Recentemente, il santo padre Giovanni Paolo II, in una sua lettera autografa indirizzatami al termine dell’ultima sessione plenaria della Commissione teologica internazionale, nella mia qualità di presidente della medesima Commissione, scriveva: «Ho rilevato con gioia la profonda convergenza di intenti e di itinerario della Commissione con quanto sono venuto esponendo in questi anni su temi fondamentali in alcune mie lettere encicliche. Come non pensare all’analoga feconda intesa che esisteva fra l’apostolo Pietro e l’apostolo Giovanni, così come ce la descrive, in particolare, il quarto Vangelo? Simone, la “Pietra”, colui al quale Gesù affidò le sue pecore, era regolarmente affiancato dal discepolo prediletto, colui che posò il capo sul petto del Signore, così che il ministero dell’uno era coadiuvato dal ministero dell’altro».
È alla luce di questa intuizione che vorrei rileggere con voi alcuni episodi del Vangelo di Giovanni.
Mi riferisco innanzitutto al cap. 13, v. 21 e ss., il momento del tradimento e della glorificazione di Gesù (cfr. v. 31: «Ora è glorificato il Figlio dell’uomo e Dio è stato glorificato in lui»).
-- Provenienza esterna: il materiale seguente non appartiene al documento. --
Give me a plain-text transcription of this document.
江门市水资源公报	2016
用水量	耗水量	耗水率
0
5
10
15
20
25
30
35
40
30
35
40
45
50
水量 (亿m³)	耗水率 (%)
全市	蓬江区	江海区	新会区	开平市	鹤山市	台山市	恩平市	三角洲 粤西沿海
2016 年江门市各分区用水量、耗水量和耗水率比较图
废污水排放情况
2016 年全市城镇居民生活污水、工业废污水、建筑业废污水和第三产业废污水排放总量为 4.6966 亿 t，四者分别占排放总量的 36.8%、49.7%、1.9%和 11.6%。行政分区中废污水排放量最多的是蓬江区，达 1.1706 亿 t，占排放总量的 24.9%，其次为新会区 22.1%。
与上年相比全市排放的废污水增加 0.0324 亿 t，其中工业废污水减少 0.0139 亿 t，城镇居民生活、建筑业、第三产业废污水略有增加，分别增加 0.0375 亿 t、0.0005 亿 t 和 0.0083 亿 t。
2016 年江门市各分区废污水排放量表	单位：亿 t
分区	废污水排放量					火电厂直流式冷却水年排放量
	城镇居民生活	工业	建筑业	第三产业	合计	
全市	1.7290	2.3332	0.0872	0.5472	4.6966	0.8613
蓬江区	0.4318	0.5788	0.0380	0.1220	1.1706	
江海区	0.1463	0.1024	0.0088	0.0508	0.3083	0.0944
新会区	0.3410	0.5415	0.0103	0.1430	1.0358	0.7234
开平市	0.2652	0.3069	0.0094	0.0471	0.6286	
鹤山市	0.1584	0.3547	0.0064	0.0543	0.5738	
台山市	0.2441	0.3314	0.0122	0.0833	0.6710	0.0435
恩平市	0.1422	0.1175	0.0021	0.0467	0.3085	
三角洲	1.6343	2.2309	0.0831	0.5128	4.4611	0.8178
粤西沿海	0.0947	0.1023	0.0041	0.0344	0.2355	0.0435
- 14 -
Dopo l’annuncio del tradimento, mentre i discepoli sono smarriti e si interrogano sul senso delle paroIe di Gesù, è Pietro il primo a parlare, a prendere un’iniziativa, e, rivolto al discepolo prediletto, gli dice: «“Di’, chi è colui a cui si riferisce?”. Ed egli, reclinandosi così sul petto di Gesù, gli disse: “Signore, chi è?”. Rispose allora Gesù: “È colui per il quale intingerò un boccone e glielo darò”». La notte del mondo è in questo momento squarciata dalla luce della gloria di Cristo, di colui che è la verità, perché fa sempre la volontà di colui che l’ha inviato.
In questo episodio si nota tuttavia come l’iniziativa di Pietro, così determinante per la manifestazione della gloria del Figlio dell’uomo, ha dovuto fare ricorso alla collaborazione del discepolo prediletto, di colui che era introdotto, in modo singolare, nell’intimità del maestro.
Vi è poi, all’inizio della passione di Gesù, un altro episodio che affianca i due discepoli. Al cap. 18, v. 15 e ss., san Giovanni narra il processo a Gesù davanti al sommo sacerdote Anna, mettendo in rilievo la franchezza (parrhsía) di Gesù nel suo insegnamento, in contrasto con la riluttanza di Pietro a riconoscersi suo discepolo. Ebbene anche qui Pietro sarebbe rimasto fuori del cortile del sommo sacerdote e non avrebbe potuto essere testimone della chiara confessione di Gesù, se l’altro discepolo non avesse parlato alla portinaia e non l’avesse introdotto nel luogo della manifestazione di colui che ha parole di vita eterna.
Alla luce di questi due episodi si può comprendere meglio anche la domanda finale che Simon Pietro pone a Gesù nel cap. 21. Egli ha appena ricevuto il mandato di pascere le sue pecore e l’indicazione della via di obbedienza che dovrà percorrere nella fedeltà al maestro, per rendere anch’egli gloria a Dio. A questo punto «Pietro, voltatosi, vide che lo seguiva quel discepolo che Gesù amava, quello che nella cena si era chinato sul suo petto e gli aveva domandato: “Signore, chi è che ti tradisce?”. Pietro, dunque, vedutolo, disse a Gesù: “Signore, e di questi che sarà?”». Pietro, incaricato di pascere le pecore del Signore, giustamente si preoccupa della sorte di colui che ha avuto al fianco in passaggi fondamentali della sua esperienza di discepolo, e la risposta di Gesù non avrà mancato di rassicurarlo: «Se io voglio che egli rimanga, finché io venga, a te che importa? Tu seguimi». Il discepolo amato da Gesù continuerà a rimanere nell’intimità del maestro, per attingere da lui la parola della verità, a edificazione di tutta la Chiesa e in particolare di Pietro e dei suoi successori.